「どうしよう、名前」
「奏!?」
何事もなく2日程過ぎた。
水曜の終業と共に震えた携帯。
奏からの連絡にいつもの感じで電話に出れば、彼女の声はこっちが動揺する程に震えていた。
「奏!?どうしたの!?」
「どうしよう!どうしよう!」
何事にも動じないタイプの奏がこんな事になるなんて、もしかしたら初めての事かもしれない。
とりあえず会って話そうと落ち着かせる。
異様なまでの嫌な予感を感じながら、待ち合わせのお店に向かった。
「奏…」
「名前!!」
私を見つけた奏は勢いよく飛び付いて来た。
こんな彼女もなかなか見れるものじゃない。
一旦宥めてから用意された個室に入った。
奏の尋常じゃない動揺ぶりから、私はその原因をなんとなく把握してしまった。
本当は口に出すのも怖い。
だけど確認しなきゃ。
「奏…」
「…」
「テツくんが…体、透けたり、とか…」
「!?」
ああ、ほら…。
私の嫌な予感は当たる。
「ど、どうして!!」
「言えなくてごめん…じつはプロバスケ見に行った時、涼太が少しだけ透けて見えたんだ」
「う、そ…やっぱり、じゃぁ…」
「っ分からない!あれきりだし、部分的だし、大輝がそうなったのは見た事ないし…」
「テツは今朝起きて来ないなと思って見に行ったらまだ寝てて…その時、腕が透けてた」
「…覚悟しとかなきゃなのかな」
「っ…そう、だよね」
それきり言葉は出て来なかった。
私たちは手をぎゅっと握り合った。
思ったよりも早いかもしれない別れの時を想像し固く目を閉じて…どうか連れて行かないでと願った。
戻らなきゃ、返さなきゃいけないって分かってる、けど…。
「ただいま…」
家に帰ると、ちょうどバイトから帰った所らしい大輝に出迎えられた。
「おー。遅かったな!残業か…っておい、名前」
「え?」
「お前、顔ひでーぞ」
「…何それ喧嘩売ってんの」
「怒んなよ、顔色わりぃって事」
「大丈夫、ちょっと疲れてるだけ」
「…」
「さ、明日も早いしさっさとお風呂入って…て、わ!!」
顔を隠すようにして大輝の横を通り抜けようとしたらあっさり捕まった。
顔を両手で挟まれて動けない。
「おい、誤魔化すんじゃねーよ」
「何が?」
「またなんかあったんだろ?」
「なんで?ないない」
「…んのやろ」
「は!?ちょっ」
顔から手が離れたと思ったら今度はひょいと担がれた。
天井に頭が付きそうで怖い!
「大輝!何やってんの!下ろしなさい!」
「ああ?お前が嘘つきやがるからだろーが」
「なっ!なんで嘘とか言い切るの!!」
「んなもんお前の顔見りゃ分かんだよ、バカか」
「何それ!」
顔見れば分かるとかちょっとどれだけ私の事分かってくれちゃってるのと若干の恥ずかしさを覚えつつ、照れ隠しに大輝の頭をポカっと叩く。
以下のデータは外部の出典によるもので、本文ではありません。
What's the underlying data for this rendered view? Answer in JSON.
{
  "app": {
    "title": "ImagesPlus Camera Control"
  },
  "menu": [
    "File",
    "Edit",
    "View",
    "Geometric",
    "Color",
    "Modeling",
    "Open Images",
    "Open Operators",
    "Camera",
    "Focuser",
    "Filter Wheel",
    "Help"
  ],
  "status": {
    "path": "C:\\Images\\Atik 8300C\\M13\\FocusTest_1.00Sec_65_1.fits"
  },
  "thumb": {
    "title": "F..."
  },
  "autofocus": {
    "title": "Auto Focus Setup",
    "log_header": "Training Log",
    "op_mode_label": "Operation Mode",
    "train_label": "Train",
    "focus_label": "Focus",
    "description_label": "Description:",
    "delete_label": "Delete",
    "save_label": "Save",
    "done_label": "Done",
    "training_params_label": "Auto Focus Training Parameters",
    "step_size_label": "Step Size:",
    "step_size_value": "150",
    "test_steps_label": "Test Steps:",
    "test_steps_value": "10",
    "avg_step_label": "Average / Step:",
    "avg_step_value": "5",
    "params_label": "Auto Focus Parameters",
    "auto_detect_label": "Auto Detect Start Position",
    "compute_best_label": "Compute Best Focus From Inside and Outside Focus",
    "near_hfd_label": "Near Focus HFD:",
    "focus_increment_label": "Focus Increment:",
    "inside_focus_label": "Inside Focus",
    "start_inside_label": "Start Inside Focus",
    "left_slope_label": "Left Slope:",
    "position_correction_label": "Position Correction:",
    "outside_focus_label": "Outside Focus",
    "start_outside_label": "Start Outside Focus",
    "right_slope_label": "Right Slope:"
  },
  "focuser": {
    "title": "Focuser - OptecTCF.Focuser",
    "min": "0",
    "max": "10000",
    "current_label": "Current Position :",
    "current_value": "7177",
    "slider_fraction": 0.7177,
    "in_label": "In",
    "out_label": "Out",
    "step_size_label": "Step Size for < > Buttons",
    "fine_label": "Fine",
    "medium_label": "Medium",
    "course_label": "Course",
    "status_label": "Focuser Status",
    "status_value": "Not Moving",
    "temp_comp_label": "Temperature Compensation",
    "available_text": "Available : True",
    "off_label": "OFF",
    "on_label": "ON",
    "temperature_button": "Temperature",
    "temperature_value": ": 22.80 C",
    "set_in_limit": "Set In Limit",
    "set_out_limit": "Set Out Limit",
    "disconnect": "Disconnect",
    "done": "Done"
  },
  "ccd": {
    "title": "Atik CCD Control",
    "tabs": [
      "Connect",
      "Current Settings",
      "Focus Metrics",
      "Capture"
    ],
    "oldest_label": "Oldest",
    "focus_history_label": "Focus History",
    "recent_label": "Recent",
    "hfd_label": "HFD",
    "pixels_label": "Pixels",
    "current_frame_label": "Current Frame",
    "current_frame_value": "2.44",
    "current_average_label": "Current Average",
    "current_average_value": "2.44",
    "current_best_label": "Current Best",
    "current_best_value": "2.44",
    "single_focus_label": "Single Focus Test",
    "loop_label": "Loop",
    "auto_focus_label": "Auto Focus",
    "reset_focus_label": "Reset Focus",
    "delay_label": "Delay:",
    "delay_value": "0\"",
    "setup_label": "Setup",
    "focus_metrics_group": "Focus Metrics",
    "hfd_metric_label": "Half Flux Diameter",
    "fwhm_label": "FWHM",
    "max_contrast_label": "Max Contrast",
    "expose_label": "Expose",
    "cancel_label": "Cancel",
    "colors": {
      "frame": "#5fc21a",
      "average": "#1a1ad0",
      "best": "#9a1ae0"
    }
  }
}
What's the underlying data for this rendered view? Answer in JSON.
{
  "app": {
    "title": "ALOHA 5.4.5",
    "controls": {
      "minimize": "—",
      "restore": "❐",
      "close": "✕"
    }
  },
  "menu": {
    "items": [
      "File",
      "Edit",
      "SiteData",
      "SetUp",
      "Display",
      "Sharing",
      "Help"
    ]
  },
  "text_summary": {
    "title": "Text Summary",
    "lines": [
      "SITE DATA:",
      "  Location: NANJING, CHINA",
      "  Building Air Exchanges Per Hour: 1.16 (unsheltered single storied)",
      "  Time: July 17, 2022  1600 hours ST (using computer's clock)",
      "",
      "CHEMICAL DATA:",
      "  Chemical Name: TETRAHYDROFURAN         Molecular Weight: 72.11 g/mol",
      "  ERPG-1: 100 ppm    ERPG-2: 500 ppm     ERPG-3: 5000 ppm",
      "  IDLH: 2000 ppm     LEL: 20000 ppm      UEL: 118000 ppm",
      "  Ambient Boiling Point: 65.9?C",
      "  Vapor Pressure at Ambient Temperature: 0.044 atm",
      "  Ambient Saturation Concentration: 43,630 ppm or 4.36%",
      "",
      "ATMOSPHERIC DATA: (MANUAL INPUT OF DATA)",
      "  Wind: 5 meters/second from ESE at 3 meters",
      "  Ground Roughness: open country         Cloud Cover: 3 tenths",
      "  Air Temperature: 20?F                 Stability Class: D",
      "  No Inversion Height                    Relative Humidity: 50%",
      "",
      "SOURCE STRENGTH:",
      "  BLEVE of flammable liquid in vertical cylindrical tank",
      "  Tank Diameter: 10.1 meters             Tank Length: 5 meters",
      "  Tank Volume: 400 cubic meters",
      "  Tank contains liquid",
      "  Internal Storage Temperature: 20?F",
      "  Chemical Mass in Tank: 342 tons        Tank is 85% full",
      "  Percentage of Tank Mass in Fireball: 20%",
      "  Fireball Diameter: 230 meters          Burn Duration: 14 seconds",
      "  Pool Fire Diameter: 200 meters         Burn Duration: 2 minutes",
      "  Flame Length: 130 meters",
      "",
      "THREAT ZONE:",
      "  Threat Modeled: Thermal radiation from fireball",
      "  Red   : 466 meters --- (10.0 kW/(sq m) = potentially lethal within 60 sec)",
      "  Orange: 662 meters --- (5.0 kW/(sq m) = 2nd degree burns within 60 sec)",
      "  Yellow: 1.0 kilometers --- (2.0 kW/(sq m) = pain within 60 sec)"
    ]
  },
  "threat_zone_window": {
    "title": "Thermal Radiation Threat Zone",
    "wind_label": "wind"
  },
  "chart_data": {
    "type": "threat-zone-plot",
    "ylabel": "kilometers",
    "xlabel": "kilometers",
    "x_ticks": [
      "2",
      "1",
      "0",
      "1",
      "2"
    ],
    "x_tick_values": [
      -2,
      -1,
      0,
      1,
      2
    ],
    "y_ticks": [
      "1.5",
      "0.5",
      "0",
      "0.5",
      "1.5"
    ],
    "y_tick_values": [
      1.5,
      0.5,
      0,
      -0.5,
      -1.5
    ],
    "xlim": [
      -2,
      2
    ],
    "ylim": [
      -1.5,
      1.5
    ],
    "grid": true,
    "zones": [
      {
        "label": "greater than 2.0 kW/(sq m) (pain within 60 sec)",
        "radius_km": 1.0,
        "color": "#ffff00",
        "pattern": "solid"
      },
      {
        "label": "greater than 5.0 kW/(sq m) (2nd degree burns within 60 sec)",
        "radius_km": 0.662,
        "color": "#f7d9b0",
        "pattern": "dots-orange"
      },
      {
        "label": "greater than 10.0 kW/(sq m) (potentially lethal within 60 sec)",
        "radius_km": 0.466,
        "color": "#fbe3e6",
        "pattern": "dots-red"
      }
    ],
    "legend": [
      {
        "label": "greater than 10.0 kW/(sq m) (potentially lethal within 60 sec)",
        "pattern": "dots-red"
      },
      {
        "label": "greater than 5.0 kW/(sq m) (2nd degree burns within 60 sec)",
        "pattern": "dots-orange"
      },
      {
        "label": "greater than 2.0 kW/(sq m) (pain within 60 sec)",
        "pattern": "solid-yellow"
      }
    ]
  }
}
ジタバタしても逃げられるわけもなく、そのままリビングのソファに押し倒された。
「!!」
「…なんでお前、すぐ俺に言わねーの?」
「ん、ちょっと!」
眉間に皺を寄せた顔がズイと近付く。
咄嗟に顔を逸らせば耳に唇を寄せられた。
「なんでも俺に言え。隠すんじゃねーよ」
私の両頬を大きな手が覆い至近距離で目を合わせられる。
大輝の鋭い藍の瞳は私の変な顔を映してゆらゆらと揺れていた。
「ん、ぅ」
「んっ」
すぐに重ねられた唇。
不安に駆られていた私は抵抗するつもりもなくすんなりと受け入れれば、意外にもあっさりと大輝は顔を離した。
「やっぱお前、変」
「っ」
「よっ、と」
「うわ!」
横になっていた体は抱き起され、大輝の足の間に座らされた。
肩に顎を乗せて大きな溜息を一つ。
手は私を閉じ込める様に回された。
「名前。お前って結構分かりやすい性格してんぞ」
「う、うるさい」
「とにかく1人で変な顔してねーで言えって言ってんの」
「…アホ峰のくせにっ」
嬉しくて悲しくて幸せで辛くて…
右肩に乗った大輝の顔に頬を摺り寄せた。